The U.S. international trade gap widened in June by $2.3 billion, to -$47.6 billion. Exports eased slightly while imports increased. Even though the value of the dollar has been giving up some ground this year, it is still relatively strong, which tends to weigh against exports and boost imports. The April inflation-adjusted trade gap in goods is a little wider than the Q1 average, so early in Q2 trade is shaping up to be a modest drag on GDP growth for the quarter. That could change with the May and June trade data

May’s weaker-than-expected jobs report and April’s bigger drag from trade are both negatives for the U.S. economy. However, they both look normal, especially given the maturity of the current business cycle.
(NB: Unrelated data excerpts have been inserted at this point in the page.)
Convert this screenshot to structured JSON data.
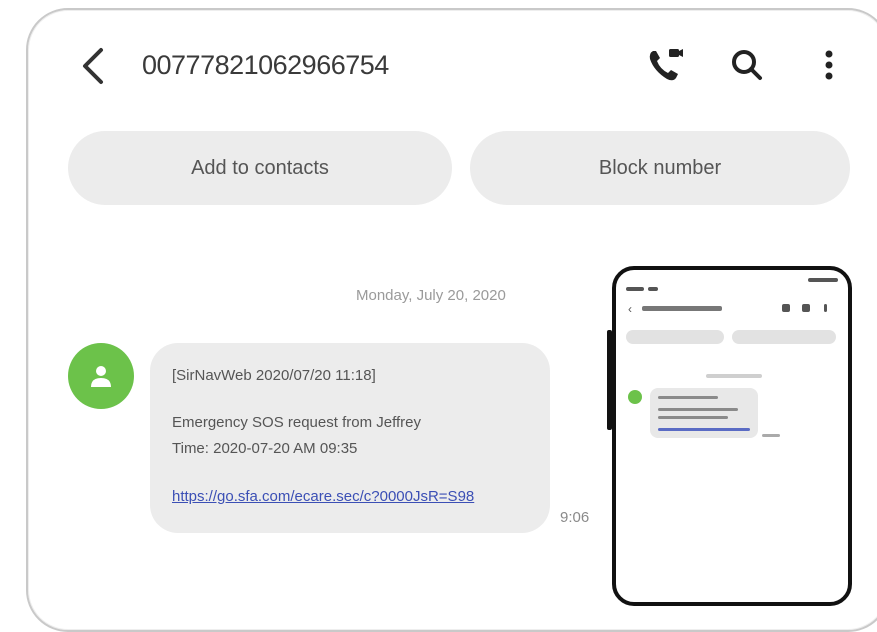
{
  "header": {
    "title": "00777821062966754",
    "back_icon": "chevron-left-icon",
    "call_icon": "video-call-icon",
    "search_icon": "search-icon",
    "more_icon": "more-vertical-icon"
  },
  "actions": {
    "add_label": "Add to contacts",
    "block_label": "Block number"
  },
  "conversation": {
    "date": "Monday, July 20, 2020",
    "messages": [
      {
        "line1": "[SirNavWeb 2020/07/20 11:18]",
        "line2": "Emergency SOS request from Jeffrey",
        "line3": "Time: 2020-07-20 AM 09:35",
        "link": "https://go.sfa.com/ecare.sec/c?0000JsR=S98",
        "time": "9:06"
      }
    ]
  },
  "colors": {
    "accent_green": "#6cc24a",
    "link_blue": "#3b4fb5",
    "pill_bg": "#ececec"
  }
}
Also, they are countered by many other positive economic metrics. But both reports beg two important questions. First, will Trump Administration policies extend the already long expansion? The potential is there from tax reform and infrastructure spending, but the President’s political capital has been draining. The second key question is … does today’s weaker-than-expected data derail a Federal Reserve interest rate hike on June 14? We believe that the answer to that question is no. The fed funds futures market shows a strong 88.8 percent probability of a 25 basis point increase in the fed funds rate range on June 14.

Market Reaction: U.S. equity markets opened with gains. The 10-Year T-bond yield is down to 2.15 percent. NYMEX crude oil is down to $47.68/barrel. Natural gas futures are down to $3.00/mmbtu.